Monday, October 31, 2016

Searching e-mail headers is easy

(This is a very specific post about events deemed newsworthy at the end of October 2016, namely, the announcement that the FBI has reopened an investigation because emails found on a computer might be relevant to a previous case. For those that don't know me, I'm a software engineer who's worked at Google and Bing and written some dozens of papers about language and search, so while I don't know all the details of this particular laptop, I'm not just ranting without expertise.)
My professional opinion: the notion that the FBI may take days to figure out if some of 650K emails went through a particular server is nonsense. This is a one-line grep-the-headers command and may take as much as a few minutes on a standard laptop. Doing a more thorough preliminary analysis to see if a few individuals are mentioned by names or synonyms is a bit more work - maybe a couple of hours for a beginner programmer. More detailed topical analysis, now it's getting more fun - about a day's work for an NLP specialist using tools readily available for over a decade.
If you've read any "tech news" articles telling you that FBI agents might spend weeks looking for something vaguely AI-blabber sounding like "metadata", please realize that you're being deceived. The notion that this task takes days is utter nonsense. American readers and voters are being played and manipulated by claiming something is hard that is in fact easy.
From a language-processing point of view, the claim that James Comey had to notify Congress that they'd found a "big box of something" but it would take until after the election to have any idea of whether that big box contained anything relevant is incompetent nonsense.
If instead they're saying that out of those 650K emails, they have to read every one by hand because maybe, just maybe, someone-said-something-to-someone that could count as referring to something that was once at some grade of classification, then that's quite a different proposition.

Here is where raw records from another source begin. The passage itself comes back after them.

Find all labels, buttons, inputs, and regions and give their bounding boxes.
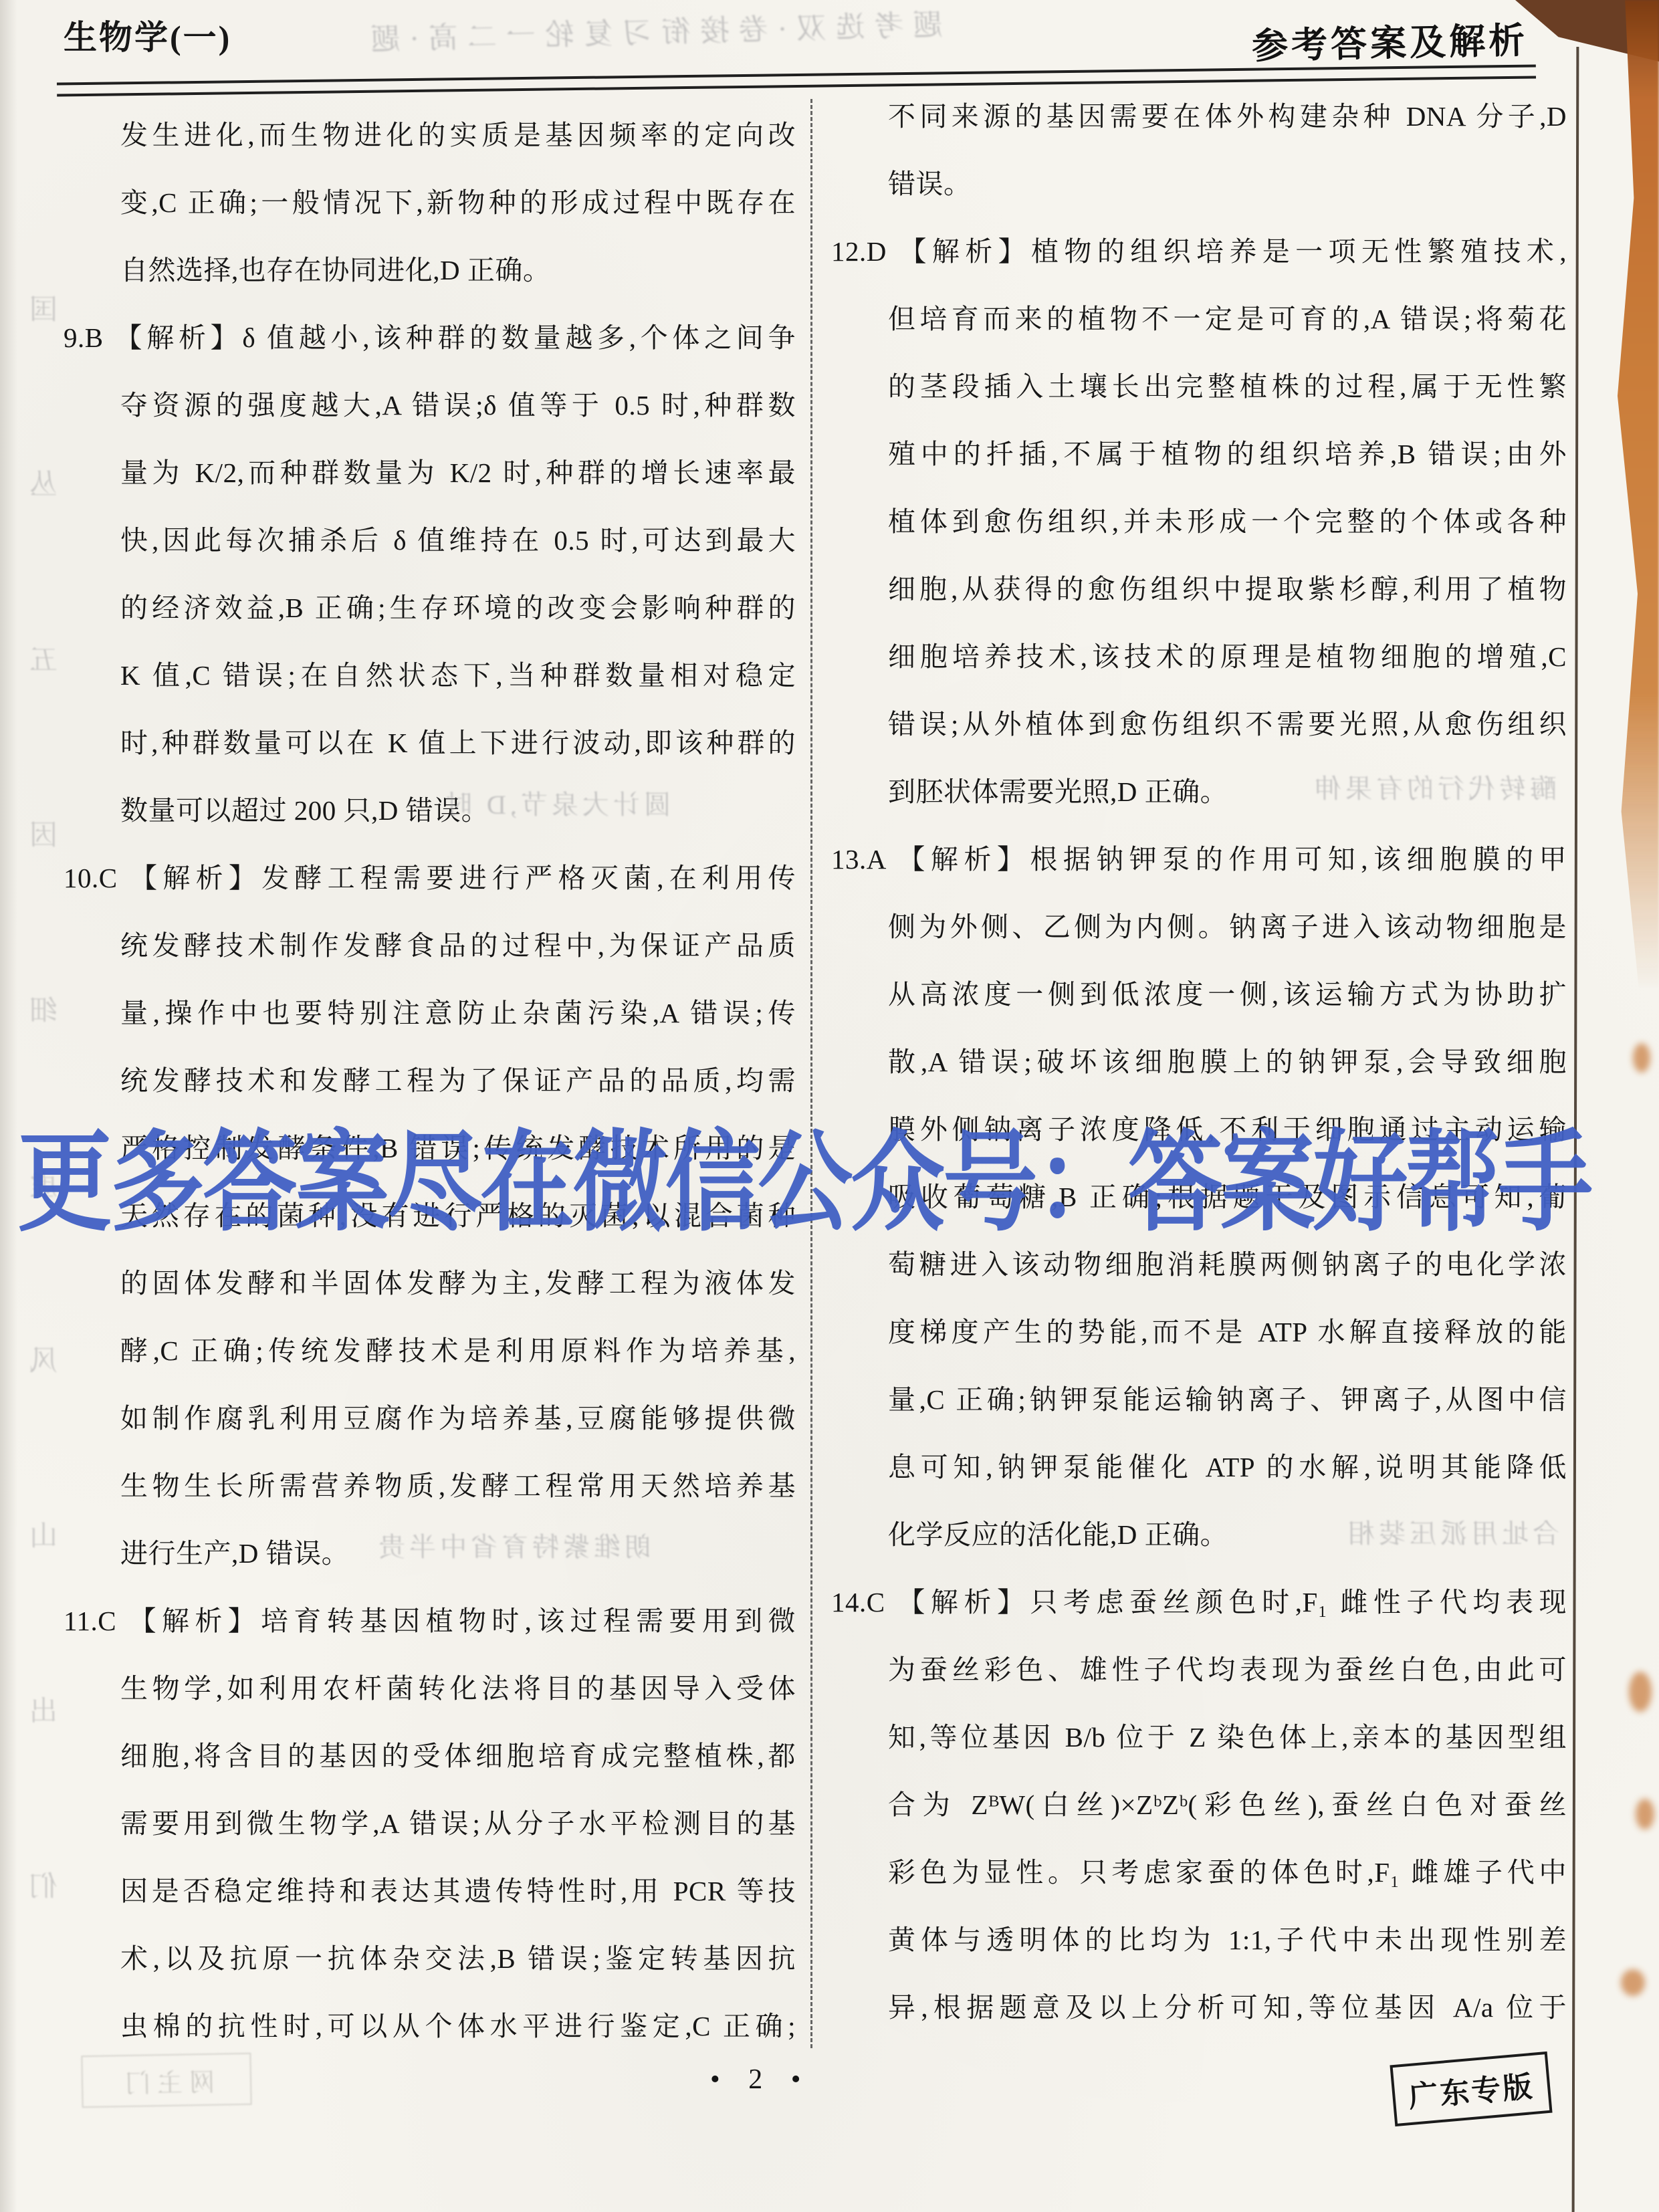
edge-speck (1633, 1043, 1650, 1073)
bleedthrough-fragment: 酶转代行的有果伸 (1311, 768, 1557, 806)
text-line: 黄体与透明体的比均为 1:1,子代中未出现性别差 (831, 1906, 1567, 1974)
column-divider-line (810, 99, 812, 2048)
edge-speck (1636, 1799, 1654, 1830)
text-line: 统发酵技术制作发酵食品的过程中,为保证产品质 (64, 912, 796, 980)
text-line: 量,C 正确;钠钾泵能运输钠离子、钾离子,从图中信 (831, 1366, 1567, 1434)
text-line: 量,操作中也要特别注意防止杂菌污染,A 错误;传 (64, 980, 796, 1047)
text-line: 细胞,从获得的愈伤组织中提取紫杉醇,利用了植物 (831, 556, 1567, 623)
text-line: 息可知,钠钾泵能催化 ATP 的水解,说明其能降低 (831, 1434, 1567, 1501)
page-subject: 生物学(一) (64, 11, 231, 59)
text-line: 山 (11, 1514, 58, 1689)
text-line: 13.A 【解析】根据钠钾泵的作用可知,该细胞膜的甲 (831, 826, 1567, 893)
text-line: 错误;从外植体到愈伤组织不需要光照,从愈伤组织 (831, 691, 1567, 758)
text-line: 植体到愈伤组织,并未形成一个完整的个体或各种 (831, 488, 1567, 556)
text-line: 11.C 【解析】培育转基因植物时,该过程需要用到微 (64, 1587, 796, 1655)
text-line: 错误。 (831, 150, 1567, 218)
text-line: 不同来源的基因需要在体外构建杂种 DNA 分子,D (831, 83, 1567, 150)
text-line: 从高浓度一侧到低浓度一侧,该运输方式为协助扩 (831, 961, 1567, 1028)
text-line: 出 (11, 1689, 58, 1864)
text-line: 异,根据题意及以上分析可知,等位基因 A/a 位于 (831, 1974, 1567, 2041)
text-line: 为蚕丝彩色、雄性子代均表现为蚕丝白色,由此可 (831, 1636, 1567, 1704)
answer-column-left: 发生进化,而生物进化的实质是基因频率的定向改变,C 正确;一般情况下,新物种的形… (64, 102, 796, 2060)
text-line: 夺资源的强度越大,A 错误;δ 值等于 0.5 时,种群数 (64, 372, 796, 439)
page-title: 参考答案及解析 (1251, 12, 1529, 70)
text-line: 时,种群数量可以在 K 值上下进行波动,即该种群的 (64, 709, 796, 777)
text-line: 自然选择,也存在协同进化,D 正确。 (64, 237, 796, 304)
scanned-answer-page: 生物学(一) 题考选双·卷接衔习复轮一二高·题 参考答案及解析 发生进化,而生物… (0, 0, 1659, 2212)
text-line: 酵,C 正确;传统发酵技术是利用原料作为培养基, (64, 1317, 796, 1385)
text-line: 术,以及抗原一抗体杂交法,B 错误;鉴定转基因抗 (64, 1925, 796, 1993)
page-number: • 2 • (710, 2064, 811, 2096)
text-line: 的茎段插入土壤长出完整植株的过程,属于无性繁 (831, 353, 1567, 421)
text-line: 风 (11, 1339, 58, 1514)
text-line: 度梯度产生的势能,而不是 ATP 水解直接释放的能 (831, 1299, 1567, 1366)
text-line: 知,等位基因 B/b 位于 Z 染色体上,亲本的基因型组 (831, 1704, 1567, 1771)
text-line: 因 (11, 813, 58, 988)
text-line: 细胞培养技术,该技术的原理是植物细胞的增殖,C (831, 623, 1567, 691)
text-line: 合为 ZᴮW(白丝)×ZᵇZᵇ(彩色丝),蚕丝白色对蚕丝 (831, 1771, 1567, 1839)
book-edge-strip (1596, 0, 1659, 990)
edge-speck (1621, 1969, 1645, 1996)
bleedthrough-box: 网主门 (81, 2053, 251, 2108)
text-line: 们 (11, 1864, 58, 2039)
text-line: 数量可以超过 200 只,D 错误。 (64, 777, 796, 845)
text-line: 殖中的扦插,不属于植物的组织培养,B 错误;由外 (831, 421, 1567, 488)
text-line: 散,A 错误;破坏该细胞膜上的钠钾泵,会导致细胞 (831, 1028, 1567, 1096)
text-line: 的固体发酵和半固体发酵为主,发酵工程为液体发 (64, 1250, 796, 1317)
text-line: 快,因此每次捕杀后 δ 值维持在 0.5 时,可达到最大 (64, 507, 796, 574)
text-line: 国 (11, 288, 58, 463)
bleedthrough-top-text: 题考选双·卷接衔习复轮一二高·题 (360, 1, 943, 59)
text-line: 彩色为显性。只考虑家蚕的体色时,F₁ 雌雄子代中 (831, 1839, 1567, 1906)
answer-column-right: 不同来源的基因需要在体外构建杂种 DNA 分子,D错误。12.D 【解析】植物的… (831, 83, 1567, 2041)
text-line: 丛 (11, 463, 58, 638)
text-line: 的经济效益,B 正确;生存环境的改变会影响种群的 (64, 574, 796, 642)
edge-speck (1629, 1672, 1652, 1712)
text-line: 12.D 【解析】植物的组织培养是一项无性繁殖技术, (831, 218, 1567, 286)
text-line: 变,C 正确;一般情况下,新物种的形成过程中既存在 (64, 169, 796, 237)
text-line: 量为 K/2,而种群数量为 K/2 时,种群的增长速率最 (64, 439, 796, 507)
watermark-text: 更多答案尽在微信公众号：答案好帮手 (17, 1094, 1591, 1252)
text-line: 9.B 【解析】δ 值越小,该种群的数量越多,个体之间争 (64, 304, 796, 372)
bleedthrough-fragment: 合址用派压装相 (1344, 1513, 1559, 1551)
text-line: 发生进化,而生物进化的实质是基因频率的定向改 (64, 102, 796, 169)
text-line: 如制作腐乳利用豆腐作为培养基,豆腐能够提供微 (64, 1385, 796, 1452)
text-line: 因是否稳定维持和表达其遗传特性时,用 PCR 等技 (64, 1858, 796, 1925)
text-line: 细胞,将含目的基因的受体细胞培育成完整植株,都 (64, 1723, 796, 1790)
bleedthrough-fragment: 朗维紫特育省中半贵 (374, 1526, 651, 1564)
text-line: 但培育而来的植物不一定是可育的,A 错误;将菊花 (831, 286, 1567, 353)
text-line: K 值,C 错误;在自然状态下,当种群数量相对稳定 (64, 642, 796, 709)
bleedthrough-fragment: 圆计大泉节,D 时 (441, 784, 671, 822)
text-line: 生物生长所需营养物质,发酵工程常用天然培养基 (64, 1452, 796, 1520)
text-line: 14.C 【解析】只考虑蚕丝颜色时,F₁ 雌性子代均表现 (831, 1569, 1567, 1636)
text-line: 10.C 【解析】发酵工程需要进行严格灭菌,在利用传 (64, 845, 796, 912)
text-line: 侧为外侧、乙侧为内侧。钠离子进入该动物细胞是 (831, 893, 1567, 961)
edition-badge: 广东专版 (1390, 2052, 1552, 2126)
text-line: 五 (11, 638, 58, 813)
text-line: 虫棉的抗性时,可以从个体水平进行鉴定,C 正确; (64, 1993, 796, 2060)
text-line: 生物学,如利用农杆菌转化法将目的基因导入受体 (64, 1655, 796, 1723)
text-line: 需要用到微生物学,A 错误;从分子水平检测目的基 (64, 1790, 796, 1858)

It's not a standard that is applied to any politician other than Hillary Clinton, and the notion that until you've done this you have "no idea what the box of stuff contains" is just not true.
At the very least, we should have a Director of the FBI who has beyond a mid-1980's sense of how hard it might be to search through fewer than 1 million email headers.

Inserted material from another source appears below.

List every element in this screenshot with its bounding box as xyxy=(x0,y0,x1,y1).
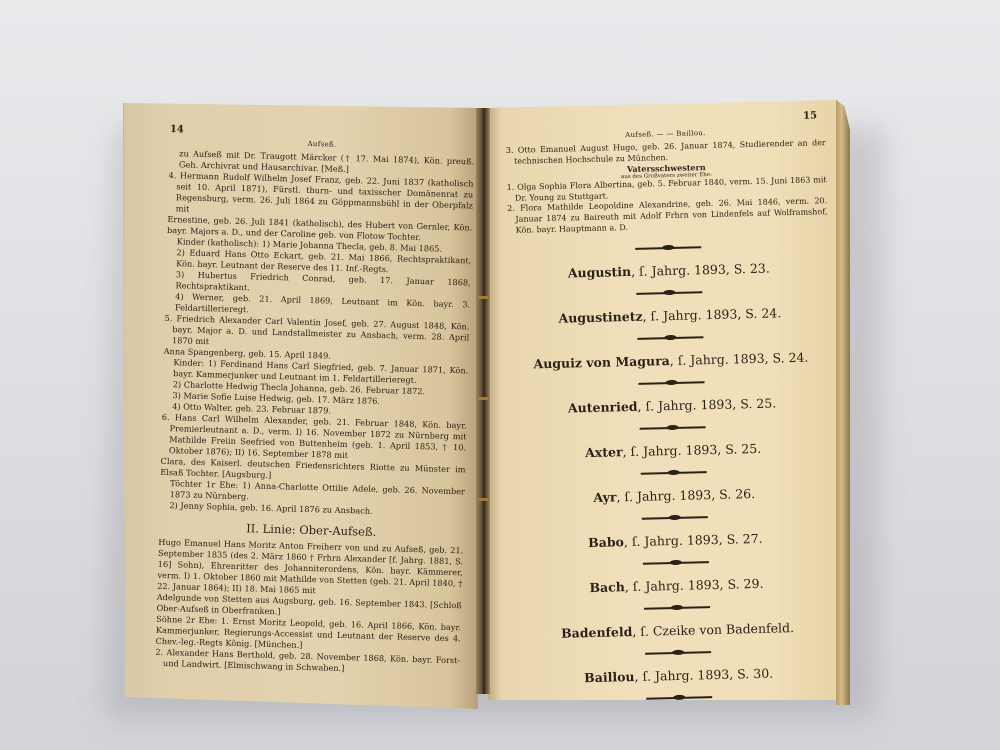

My this seems dated now. So as you probably know, a week or later just before the election the FBI reported that after all they didn't have anything new. Hillary Clinton went from a decisive lead in the polls to a dip in the polls, won the popular vote, but lost the presidential election. Given how close the elections were in the swing states that mattered, I suspect that history will tell the story of an election that was marred by scandal, and was decided in the end by the exact timing of when scandals were reported, real or imagined.